Conforme apurado pelo g1, a Promotoria Cível viu a necessidade de uma apuração mais "ágil e profunda" devido à complexidade das acusações, que incluem propina e crime ambiental.
O pedido é um desdobramento da representação do vereador Raul Marcelo (Psol), que cita a investigação da Polícia Federal no âmbito da Operação Copia e Cola. O trabalho da PF apontou reuniões de ex-diretores do Saae com o operador do suposto esquema de corrupção na Prefeitura de Sorocaba e o possível pagamento de propina por empresas contratadas pela autarquia.
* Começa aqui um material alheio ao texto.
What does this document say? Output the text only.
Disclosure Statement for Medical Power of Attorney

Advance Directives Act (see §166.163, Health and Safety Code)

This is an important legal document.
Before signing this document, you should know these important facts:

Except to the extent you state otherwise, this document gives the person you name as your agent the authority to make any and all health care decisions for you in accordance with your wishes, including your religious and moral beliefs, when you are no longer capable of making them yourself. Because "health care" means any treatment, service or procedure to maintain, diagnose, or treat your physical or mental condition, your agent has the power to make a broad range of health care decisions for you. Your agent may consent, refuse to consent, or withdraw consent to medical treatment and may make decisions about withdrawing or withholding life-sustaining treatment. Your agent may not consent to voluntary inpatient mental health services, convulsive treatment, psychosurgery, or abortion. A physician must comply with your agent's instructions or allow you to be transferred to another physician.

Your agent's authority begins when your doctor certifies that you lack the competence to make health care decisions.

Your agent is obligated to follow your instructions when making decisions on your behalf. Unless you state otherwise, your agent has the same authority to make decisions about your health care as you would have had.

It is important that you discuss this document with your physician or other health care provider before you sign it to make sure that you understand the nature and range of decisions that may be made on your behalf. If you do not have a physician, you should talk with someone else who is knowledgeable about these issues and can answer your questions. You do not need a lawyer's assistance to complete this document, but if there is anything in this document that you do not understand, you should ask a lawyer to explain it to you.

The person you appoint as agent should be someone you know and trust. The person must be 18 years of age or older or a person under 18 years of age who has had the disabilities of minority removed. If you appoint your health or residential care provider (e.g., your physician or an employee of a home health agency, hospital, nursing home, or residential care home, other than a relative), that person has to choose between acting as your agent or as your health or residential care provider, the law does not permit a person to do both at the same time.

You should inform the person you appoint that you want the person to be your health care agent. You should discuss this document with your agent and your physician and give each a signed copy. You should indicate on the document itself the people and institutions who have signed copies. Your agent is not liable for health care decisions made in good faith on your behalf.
No despacho, o promotor Orlando Bastos Filho justificou o envio do caso ao Gaeco pela "complexidade da demanda". Ele argumentou que o grupo de combate ao crime organizado possui mais ferramentas de investigação e estrutura, incluindo apoio policial, que a área cível não dispõe.
"A remessa se faz não somente em razão da matéria, mas, especialmente, da complexidade da demanda, no interesse de uma investigação mais ágil e profunda, se o caso. Isto porque a sede criminal conta com ferramental investigativo não disposto na área cível, além de maior estrutura, rede de apoio e disposição de força policial, seja da Polícia Civil, Militar ou Federal", justifica o promotor.
Ainda conforme o promotor, o encaminhamento não impede que, futuramente, ele se valha dos elementos colhidos pelo Gaeco em eventuais trabalhos na área cível.
O documento ainda não foi recebido pelo Gaeco. A Prefeitura de Sorocaba e o Saae afirmaram que não foram notificados sobre o caso.
O que diz a denúncia
A denúncia é um desdobramento da Operação Copia e Cola, da Polícia Federal. Ela cita o prefeito afastado de Sorocaba, Rodrigo Maganhato, o atual diretor do Saae, Glauco Fogaça, e 11 empresas.